Kristi Hamrick, vice president of media and policy for Students for Life, which opposes abortion and has been “knocking on houses” on college campuses in Ohio, said the anti-abortion side has relied too much on “vague positions” to try win earlier ballot measures. “It wasn’t straightforward about what was at stake and how people were going to be hurt,” she said. “What’s at stake is whether there can be restrictions on abortion, whether we can have unfettered abortion.”
In Ohio, the anti-abortion side is leaning toward arguments that the amendment would encourage “abortion up until the moment of birth.” An ad that aired during the Ohio State-Notre Dame football game featured Donald Trump’s warning: “In the ninth month, you can take a baby and rip the baby out of the mother’s womb.”
Data show that late-term abortions are rare and are usually performed when doctors say the fetus will not survive. In Ohio, there were approximately 100 abortions after 21 weeks of pregnancy in 2020.
National groups have invested money, making this race unusually expensive for the off-year. Ohioans United for Reproductive Rights, a coalition of abortion rights groups that supports the amendment, has spent $26 million since Labor Day, nearly three times as much as Protect Women Ohio, and most of that money has come from outside the state.

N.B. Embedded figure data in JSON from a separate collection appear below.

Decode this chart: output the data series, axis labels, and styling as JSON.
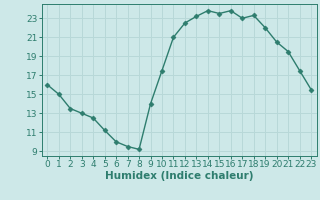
{
  "x": [
    0,
    1,
    2,
    3,
    4,
    5,
    6,
    7,
    8,
    9,
    10,
    11,
    12,
    13,
    14,
    15,
    16,
    17,
    18,
    19,
    20,
    21,
    22,
    23
  ],
  "y": [
    16.0,
    15.0,
    13.5,
    13.0,
    12.5,
    11.2,
    10.0,
    9.5,
    9.2,
    14.0,
    17.5,
    21.0,
    22.5,
    23.2,
    23.8,
    23.5,
    23.8,
    23.0,
    23.3,
    22.0,
    20.5,
    19.5,
    17.5,
    15.5
  ],
  "line_color": "#2e7d6e",
  "marker": "D",
  "markersize": 2.5,
  "bg_color": "#cde8e8",
  "grid_color": "#b8d8d8",
  "xlabel": "Humidex (Indice chaleur)",
  "ylim": [
    8.5,
    24.5
  ],
  "yticks": [
    9,
    11,
    13,
    15,
    17,
    19,
    21,
    23
  ],
  "xlim": [
    -0.5,
    23.5
  ],
  "tick_color": "#2e7d6e",
  "tick_fontsize": 6.5,
  "xlabel_fontsize": 7.5
}
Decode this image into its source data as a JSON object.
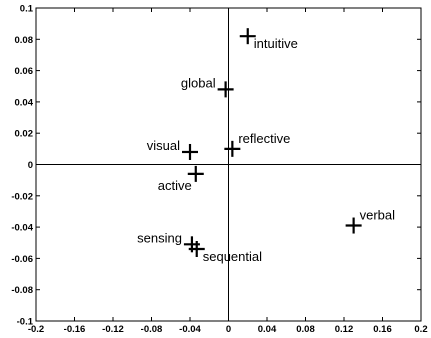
{
  "chart_data": {
    "type": "scatter",
    "title": "",
    "xlabel": "",
    "ylabel": "",
    "xlim": [
      -0.2,
      0.2
    ],
    "ylim": [
      -0.1,
      0.1
    ],
    "grid": false,
    "zero_lines": true,
    "marker": "+",
    "colors": {
      "marker": "#000000",
      "axes": "#000000",
      "background": "#ffffff"
    },
    "x_ticks": [
      {
        "value": -0.2,
        "label": "-0.2"
      },
      {
        "value": -0.16,
        "label": "-0.16"
      },
      {
        "value": -0.12,
        "label": "-0.12"
      },
      {
        "value": -0.08,
        "label": "-0.08"
      },
      {
        "value": -0.04,
        "label": "-0.04"
      },
      {
        "value": 0,
        "label": "0"
      },
      {
        "value": 0.04,
        "label": "0.04"
      },
      {
        "value": 0.08,
        "label": "0.08"
      },
      {
        "value": 0.12,
        "label": "0.12"
      },
      {
        "value": 0.16,
        "label": "0.16"
      },
      {
        "value": 0.2,
        "label": "0.2"
      }
    ],
    "y_ticks": [
      {
        "value": 0.1,
        "label": "0.1"
      },
      {
        "value": 0.08,
        "label": "0.08"
      },
      {
        "value": 0.06,
        "label": "0.06"
      },
      {
        "value": 0.04,
        "label": "0.04"
      },
      {
        "value": 0.02,
        "label": "0.02"
      },
      {
        "value": 0,
        "label": "0"
      },
      {
        "value": -0.02,
        "label": "-0.02"
      },
      {
        "value": -0.04,
        "label": "-0.04"
      },
      {
        "value": -0.06,
        "label": "-0.06"
      },
      {
        "value": -0.08,
        "label": "-0.08"
      },
      {
        "value": -0.1,
        "label": "-0.1"
      }
    ],
    "points": [
      {
        "label": "intuitive",
        "x": 0.02,
        "y": 0.082,
        "label_anchor": "below-right"
      },
      {
        "label": "global",
        "x": -0.003,
        "y": 0.048,
        "label_anchor": "left"
      },
      {
        "label": "visual",
        "x": -0.04,
        "y": 0.008,
        "label_anchor": "left"
      },
      {
        "label": "reflective",
        "x": 0.004,
        "y": 0.01,
        "label_anchor": "above-right"
      },
      {
        "label": "active",
        "x": -0.034,
        "y": -0.006,
        "label_anchor": "below-left"
      },
      {
        "label": "verbal",
        "x": 0.13,
        "y": -0.039,
        "label_anchor": "above-right"
      },
      {
        "label": "sensing",
        "x": -0.038,
        "y": -0.051,
        "label_anchor": "left"
      },
      {
        "label": "sequential",
        "x": -0.033,
        "y": -0.054,
        "label_anchor": "below-right"
      }
    ]
  }
}
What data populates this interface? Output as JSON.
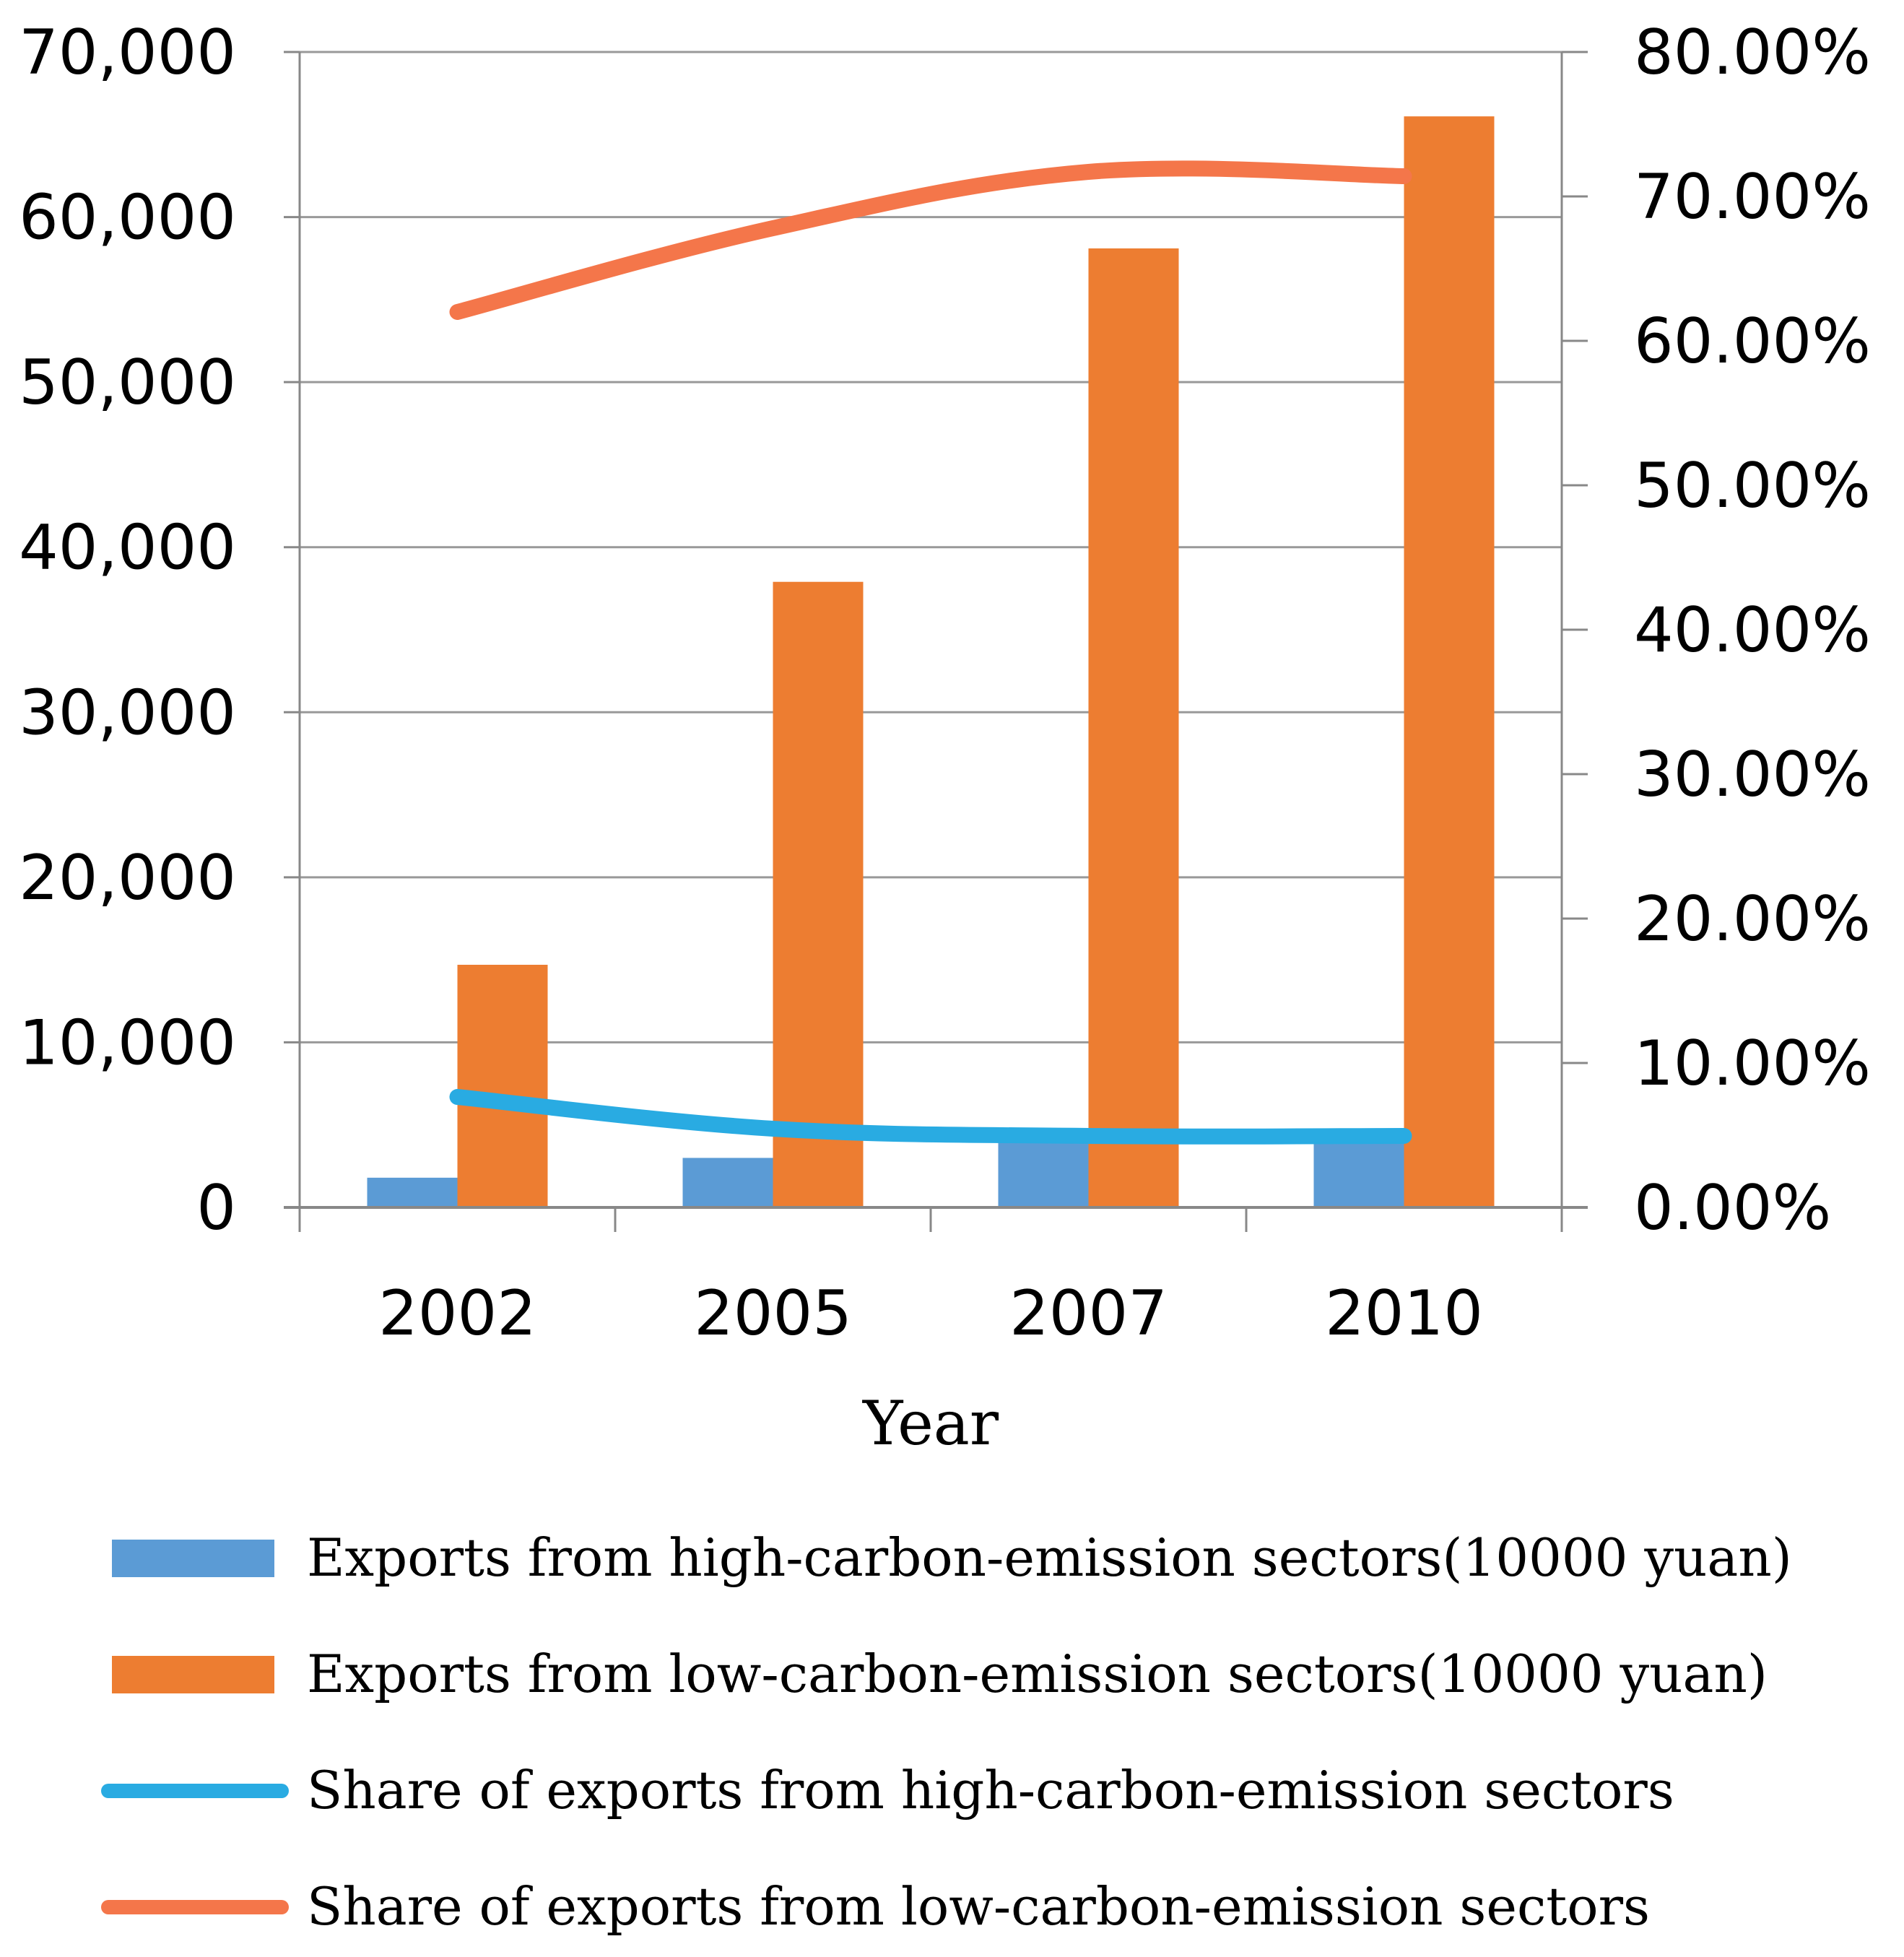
{
  "chart_data": {
    "type": "bar",
    "categories": [
      "2002",
      "2005",
      "2007",
      "2010"
    ],
    "xlabel": "Year",
    "ylabel": "",
    "ylabel_right": "",
    "ylim": [
      0,
      70000
    ],
    "ylim_right": [
      0,
      0.8
    ],
    "y_ticks": [
      "0",
      "10,000",
      "20,000",
      "30,000",
      "40,000",
      "50,000",
      "60,000",
      "70,000"
    ],
    "y_ticks_right": [
      "0.00%",
      "10.00%",
      "20.00%",
      "30.00%",
      "40.00%",
      "50.00%",
      "60.00%",
      "70.00%",
      "80.00%"
    ],
    "grid": true,
    "legend_position": "bottom",
    "series": [
      {
        "name": "Exports from high-carbon-emission sectors(10000 yuan)",
        "type": "bar",
        "axis": "left",
        "color": "#5b9bd5",
        "values": [
          1800,
          3000,
          4400,
          4500
        ]
      },
      {
        "name": "Exports from low-carbon-emission sectors(10000 yuan)",
        "type": "bar",
        "axis": "left",
        "color": "#ed7d31",
        "values": [
          14700,
          37900,
          58100,
          66100
        ]
      },
      {
        "name": "Share of exports from high-carbon-emission sectors",
        "type": "line",
        "axis": "right",
        "color": "#29abe2",
        "values": [
          0.0765,
          0.0545,
          0.0495,
          0.0495
        ]
      },
      {
        "name": "Share of exports from low-carbon-emission sectors",
        "type": "line",
        "axis": "right",
        "color": "#f4764a",
        "values": [
          0.62,
          0.678,
          0.717,
          0.714
        ]
      }
    ]
  }
}
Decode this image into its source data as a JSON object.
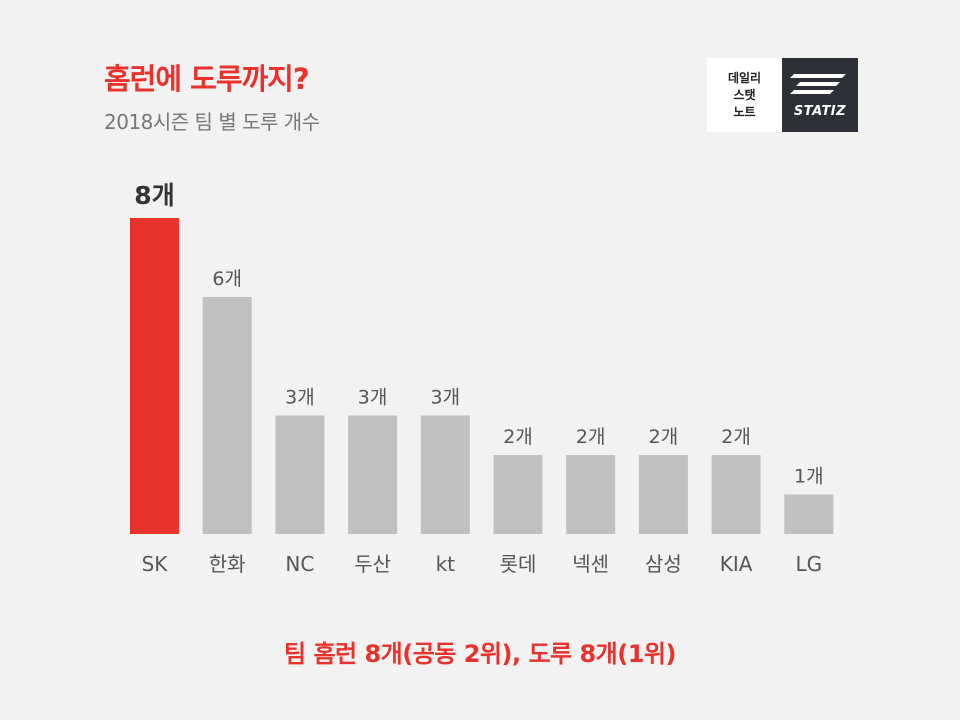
{
  "header": {
    "title": "홈런에 도루까지?",
    "subtitle": "2018시즌 팀 별 도루 개수"
  },
  "logo": {
    "left_lines": [
      "데일리",
      "스탯",
      "노트"
    ],
    "right_text": "STATIZ"
  },
  "chart_data": {
    "type": "bar",
    "categories": [
      "SK",
      "한화",
      "NC",
      "두산",
      "kt",
      "롯데",
      "넥센",
      "삼성",
      "KIA",
      "LG"
    ],
    "values": [
      8,
      6,
      3,
      3,
      3,
      2,
      2,
      2,
      2,
      1
    ],
    "value_labels": [
      "8개",
      "6개",
      "3개",
      "3개",
      "3개",
      "2개",
      "2개",
      "2개",
      "2개",
      "1개"
    ],
    "highlight_index": 0,
    "colors": {
      "highlight": "#e8322b",
      "default": "#c0c0c0"
    },
    "ylim": [
      0,
      8
    ],
    "grid": false
  },
  "footer": {
    "note": "팀 홈런 8개(공동 2위), 도루 8개(1위)"
  }
}
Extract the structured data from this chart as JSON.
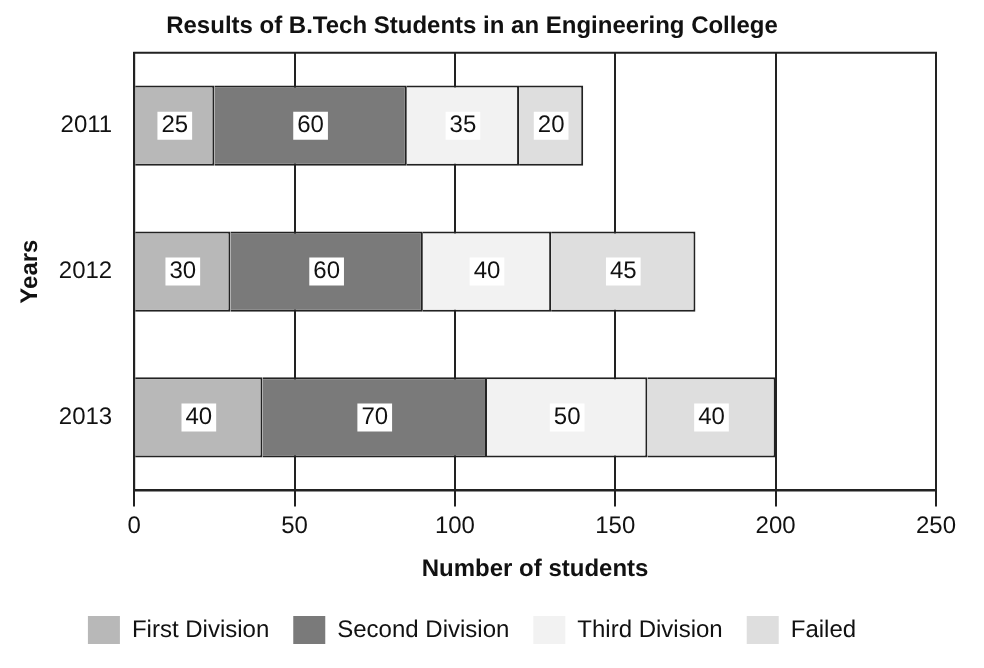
{
  "chart_data": {
    "type": "bar",
    "orientation": "horizontal",
    "stacked": true,
    "title": "Results of B.Tech Students in an Engineering College",
    "xlabel": "Number of students",
    "ylabel": "Years",
    "categories": [
      "2011",
      "2012",
      "2013"
    ],
    "series": [
      {
        "name": "First Division",
        "color": "#b8b8b8",
        "values": [
          25,
          30,
          40
        ]
      },
      {
        "name": "Second Division",
        "color": "#7a7a7a",
        "values": [
          60,
          60,
          70
        ]
      },
      {
        "name": "Third Division",
        "color": "#f2f2f2",
        "values": [
          35,
          40,
          50
        ]
      },
      {
        "name": "Failed",
        "color": "#dedede",
        "values": [
          20,
          45,
          40
        ]
      }
    ],
    "xlim": [
      0,
      250
    ],
    "xticks": [
      0,
      50,
      100,
      150,
      200,
      250
    ],
    "grid": "x",
    "legend": "bottom",
    "data_labels": true
  }
}
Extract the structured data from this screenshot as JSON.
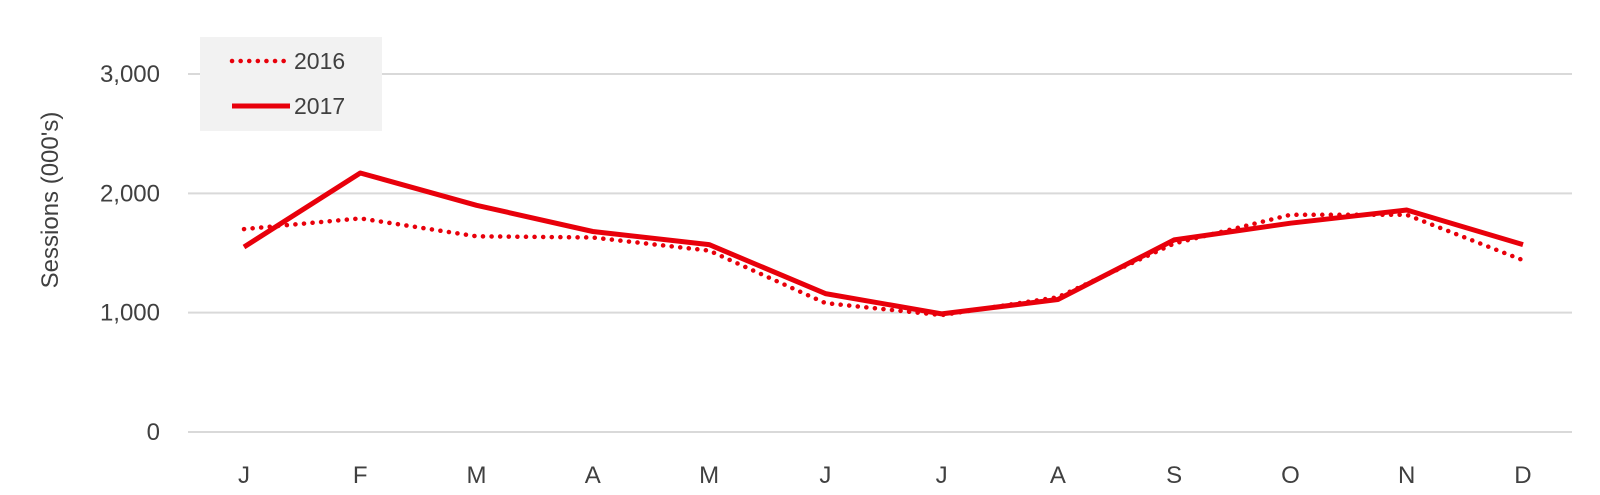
{
  "chart_data": {
    "type": "line",
    "title": "",
    "xlabel": "",
    "ylabel": "Sessions (000's)",
    "categories": [
      "J",
      "F",
      "M",
      "A",
      "M",
      "J",
      "J",
      "A",
      "S",
      "O",
      "N",
      "D"
    ],
    "yticks": [
      "0",
      "1,000",
      "2,000",
      "3,000"
    ],
    "ytick_values": [
      0,
      1000,
      2000,
      3000
    ],
    "ylim": [
      0,
      3000
    ],
    "grid": true,
    "legend_position": "top-left",
    "series": [
      {
        "name": "2016",
        "style": "dotted",
        "color": "#e8000b",
        "values": [
          1700,
          1790,
          1640,
          1630,
          1520,
          1080,
          980,
          1130,
          1580,
          1820,
          1820,
          1440
        ]
      },
      {
        "name": "2017",
        "style": "solid",
        "color": "#e8000b",
        "values": [
          1550,
          2170,
          1900,
          1680,
          1570,
          1160,
          990,
          1110,
          1610,
          1750,
          1860,
          1570
        ]
      }
    ]
  }
}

At the market, the group of pediatricians who led the animation for the “yes” side mostly ran into people who had heard about the amendment and supported it.
One voter, Ashley Gowens, introduced herself to one of the doctors as “Stephanie’s mom,” thanking him for “standing up for my daughter’s rights.” Ms. Gowens worried that abortion rights supporters would be misled by the language on the ballot, or that they would not realize they had to vote again – and differently – after the August Republican-called election. “I know it was done on purpose,” she said. “The only way they could bring this down was to confuse people.”
David Pepper, the former chairman of the state Democratic Party, said he too fears the August election has drained energy and that anti-abortion anti-extremism messages will appeal to Ohioans’ reluctance to change their Constitution.
“You have to examine your arguments, and they all have to be pretty compelling for people to vote yes,” he said. “All you have to do to convince someone to vote ‘no’ is give them one reason.”